Pale Flower (1964) This haunting crime drama, directed by Masahiro Shinoda, shifts one of the key leitmotifs of film noir—bad luck—to a distinctly Japanese setting. Muraki (Ryō Ikebe) is a middle-aged yakuza who’s been released from prison for a murder sentence, and he has no remorse … for killing, at least. Back on the scene, he frequents high-stakes gambling dens, where he meets the beautiful, hard-living Saeko (Mariko Kaga). The pair have a simmering chemistry, and the black-and-white cinematography paints Tokyo in a seedy, neon-drenched light. But the film’s most startling element may be Toru Takemitsu’s fantastic score, which uses traditional Japanese instruments in an unsettling din that seems to give voice to the inner demons bubbling under these seemingly emotionless figures. Shinoda went on to direct Silence, based on the same source that inspired Martin Scorsese’s 2016 film, as well as the gorgeous 1975 horror movie Under the Blossoming Cherry Trees, and that track record proved he could do anything.

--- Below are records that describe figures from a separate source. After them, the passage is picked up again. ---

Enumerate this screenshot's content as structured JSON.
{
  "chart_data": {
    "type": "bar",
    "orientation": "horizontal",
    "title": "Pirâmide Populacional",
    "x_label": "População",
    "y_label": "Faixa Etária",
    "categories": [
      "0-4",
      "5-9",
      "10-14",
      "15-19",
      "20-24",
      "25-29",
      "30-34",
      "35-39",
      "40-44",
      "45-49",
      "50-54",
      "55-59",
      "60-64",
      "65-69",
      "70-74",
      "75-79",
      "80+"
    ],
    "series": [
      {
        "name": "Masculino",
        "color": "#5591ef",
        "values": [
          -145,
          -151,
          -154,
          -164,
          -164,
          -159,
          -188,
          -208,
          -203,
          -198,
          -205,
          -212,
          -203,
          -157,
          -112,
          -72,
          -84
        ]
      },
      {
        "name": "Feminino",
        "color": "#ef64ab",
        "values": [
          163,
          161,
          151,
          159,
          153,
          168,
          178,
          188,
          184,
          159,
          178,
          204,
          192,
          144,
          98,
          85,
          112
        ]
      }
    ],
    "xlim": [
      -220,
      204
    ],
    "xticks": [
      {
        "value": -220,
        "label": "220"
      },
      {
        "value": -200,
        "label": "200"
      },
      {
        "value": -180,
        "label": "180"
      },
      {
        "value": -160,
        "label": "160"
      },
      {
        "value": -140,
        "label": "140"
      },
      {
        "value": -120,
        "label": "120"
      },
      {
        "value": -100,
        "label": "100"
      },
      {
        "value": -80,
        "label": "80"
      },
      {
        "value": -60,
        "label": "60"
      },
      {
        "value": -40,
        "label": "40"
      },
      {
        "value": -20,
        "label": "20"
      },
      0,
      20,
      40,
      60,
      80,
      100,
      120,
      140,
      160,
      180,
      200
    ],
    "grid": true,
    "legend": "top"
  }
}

…And the Fifth Horseman is Fear (1965)

The absurdism of the Czech new wave brings film noir to the land of Kafka in director Zbyněk Brynych’s dazzling drama set during the Holocaust, the embodiment of existential doom. Miroslav Machácek stars as Dr. Braun, a Jewish doctor forbidden to practice in Nazi-occupied Prague. When an injured resistance fighter comes for help, Braun, in search of morphine, is forced to navigate a nightmarish city of brothels, gambling houses, and mental institutions as he tries to evade German officers. This political crime drama plays off the anxious noir mood to create a horrific invading bureaucracy that resonated in Czechoslovakia’s mid-’60s Communist dictatorship. With an unsettling, neurotic rhythm, driven in part by Jiří Sternwald’s nervous jazz score, noir’s blackand-white visuals become even more disorienting and the meticulously arranged geometric compositions are pregnant with meaning, like a wall full of clocks confiscated from Jews, representing their lost life and times. This is the dark tale of a man and a people consumed by fear of reprisals and threatened by their very government.

The Housemaid (1960)

The alienation central to film noir can be an almost spiritual malaise, as ex-cons and lawabiding citizens alike barrel down the road to vice, unable to find any refuge of goodness in a world gone wrong. This masterpiece of domestic horror was one of Bong Joon-ho’s inspirations for his Oscar-winning Parasite, and depicts a dark world where even a seemingly respectable middle-class milieu becomes a hotbed of death and derangement. On the surface, the Kims seem like a happy, prosperous family. Mr. Kim (Kim Jinkyu) teaches piano to factory workers and his wife (Ju Jeung-nyeo) works as a seamstress at home. They’ve just moved into a new and bigger house with their two children, and the dynamic at work and home begins to go haywire after a factory girl sends Mr. Kim a love letter, which in a complex, fateful sequence of events leads him to hire Myung-sook (Lee Eun-shim) as a live-in maid. Delirious and unpredictable, The Housemaid unfolds on dark and stormy nights under the specter of a household dramatic device that we could call Chekhov’s rat poison. The more time we spend with the Kims, the more we see their cruelty to each other, like Kim’s son regularly mocking his sister with polio as she struggles to walk. Director Kim Ki-young, who went on to direct the even more unhinged 1972 film The Insect Woman, extracts a dark entertainment out of his increasingly demonic characters, who plummet into a seemingly unending horror. It’s perhaps the least ostensibly noir-like film in the festival, but seen among more conventional noir plots, it seems to give birth to its own delicious sub-genre.